You can only iterate over the graph once, or call static_order once.

Happily, the second wart would be easily fixed in the existing TopologicalSort by adding a simple reset method. This would reset the state of the iterator, back to how it was immediately after calling prepare. If I don't get this change accepted, I'd be happy to contribute this feature separately. And yes I've already added this reset method to my view object.

The second wart is harder to fix; that requires splitting out the "view" logic into its own separate object, in much the same way I did here. If I don't get this change accepted, I'd be happy to contribute that change too, if we want it. And yes, in my code, static_order creates its own view, consumes it, and discards it. This means static_order doesn't interfere with the built-in view, which I consider a bugfix.

So what does it mean for a view to no longer be coherent with the graph? Let's say we have a graph g. We add an edge:

g.add('B', 'A')

'B' now depends on 'A' in the graph.

Next let's consider a view v. What if v has already been iterating over the graph, and in view v, B has already been returned by get_ready, but A hasn't yet been returned by get_ready? That doesn't make sense. B can't have become ready before A. So view v is no longer coherent, and any attempt to interact with v raises an exception.

To state it more precisely: if view v is a view on graph g, and you call g.add('B', 'A'), and neither of these statements is true in view v:

'A' has been marked as done.
'B' has not yet been yielded by get_ready.

then v is no longer "coherent".

(If 'A' has been marked as done, then it's okay to make 'B' dependent on 'A' regardless of what state 'B' is in. Likewise, if 'B' hasn't been yielded by get_ready yet, then it's okay to make 'B' dependent on 'A' regardless of what state 'A' is in.)

Note that you can restore a view to coherence. In this case, removing either A or B from g would resolve the incoherence between v and g, and v would start working again.

Also note that you can have multiple views, in various states of iteration, and by modifying the graph you may cause some to become incoherent but not others. The views are completely independent of each other.

p.s. maybe there's a better word than "coherent"? I don't normally see it used in this way, with something being described as "coherent to" or "coherent with" something else.

vdwees commented 2 years ago

I'm just a Labrador retriever on the internet, my opinions are not necessarily representative.

easily fixed in the existing TopologicalSorter by adding a simple reset method. This would reset the state of the iterator, back to how it was immediately after calling prepare

I had not encountered any other "one-time-use-only" classes in the standard library before, and was surprised when I realized the API did not support this. If you need a reusable graph data structure, the workaround seems to be storing the graph externally to TopologicalSorter and pass it in as the constructor's optional graph arg every time you want to iterate.

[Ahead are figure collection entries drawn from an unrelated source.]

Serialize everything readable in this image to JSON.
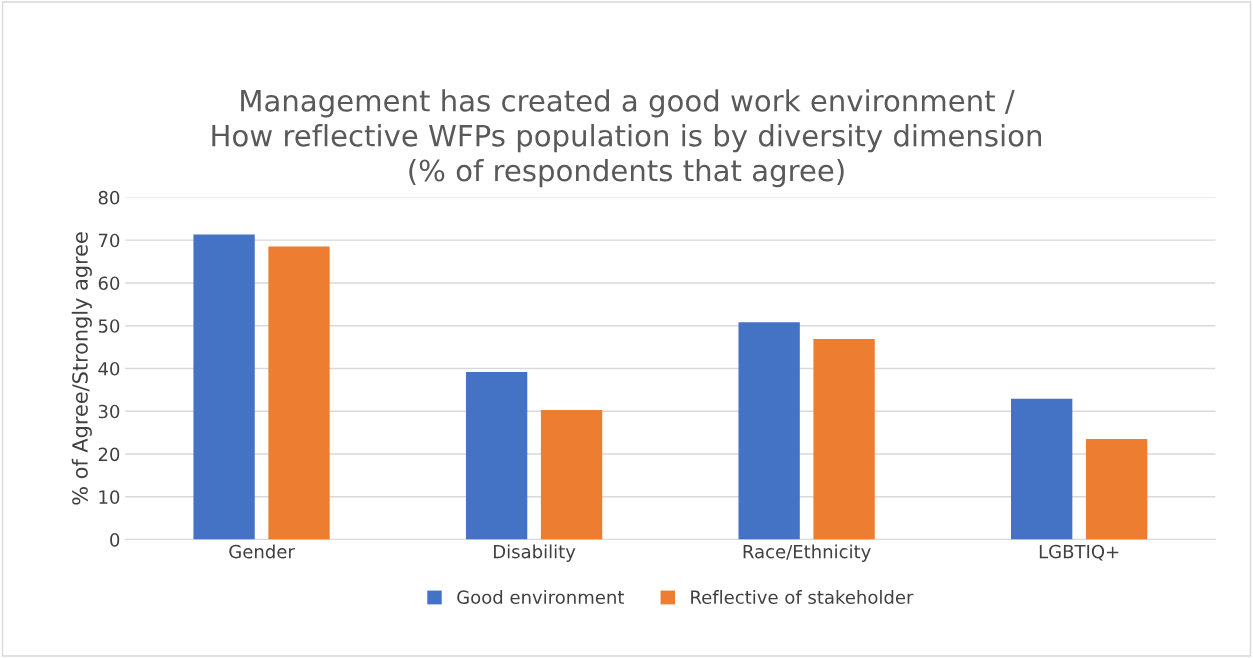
{
  "chart_data": {
    "type": "bar",
    "title": "Management has created a good work environment /\nHow reflective WFPs population is by diversity dimension\n(% of respondents that agree)",
    "ylabel": "% of Agree/Strongly agree",
    "categories": [
      "Gender",
      "Disability",
      "Race/Ethnicity",
      "LGBTIQ+"
    ],
    "series": [
      {
        "name": "Good environment",
        "color": "#4472c4",
        "values": [
          71.3,
          39.2,
          50.8,
          32.9
        ]
      },
      {
        "name": "Reflective of stakeholder",
        "color": "#ed7d31",
        "values": [
          68.5,
          30.3,
          46.9,
          23.5
        ]
      }
    ],
    "ylim": [
      0,
      80
    ],
    "yticks": [
      0,
      10,
      20,
      30,
      40,
      50,
      60,
      70,
      80
    ],
    "grid": "y",
    "legend": "bottom"
  }
}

In a sense, the TopologicalSorter already is the View/Iterator of the graph (albeit a static one), and the real graph data structure is actually just some dict. (Maybe there is a case for adding a generic stateless graph data structure to graphlib?)

...in my code, static_order creates its own view, consumes it, and discards it. This means static_order doesn't interfere with the built-in view, which I consider a bugfix.

Agree that the existing behavior could be considered a bug. Certainly I found it rather confusing/surprising anyway. The only way I was able to get TopologicalSorter working for me was by reading the source code (luckily highly readable).

The coherence concept is pretty interesting. Personally I don't have a use case for it yet, my use case is more along the lines of simply adding new downstream nodes, or replacing a downstream node with a subgraph of nodes.

larryhastings commented 2 years ago

I don't have a "use" per se for views becoming incoherent either. But it's a situation that could arise, and the library needs a sane way to deal with it.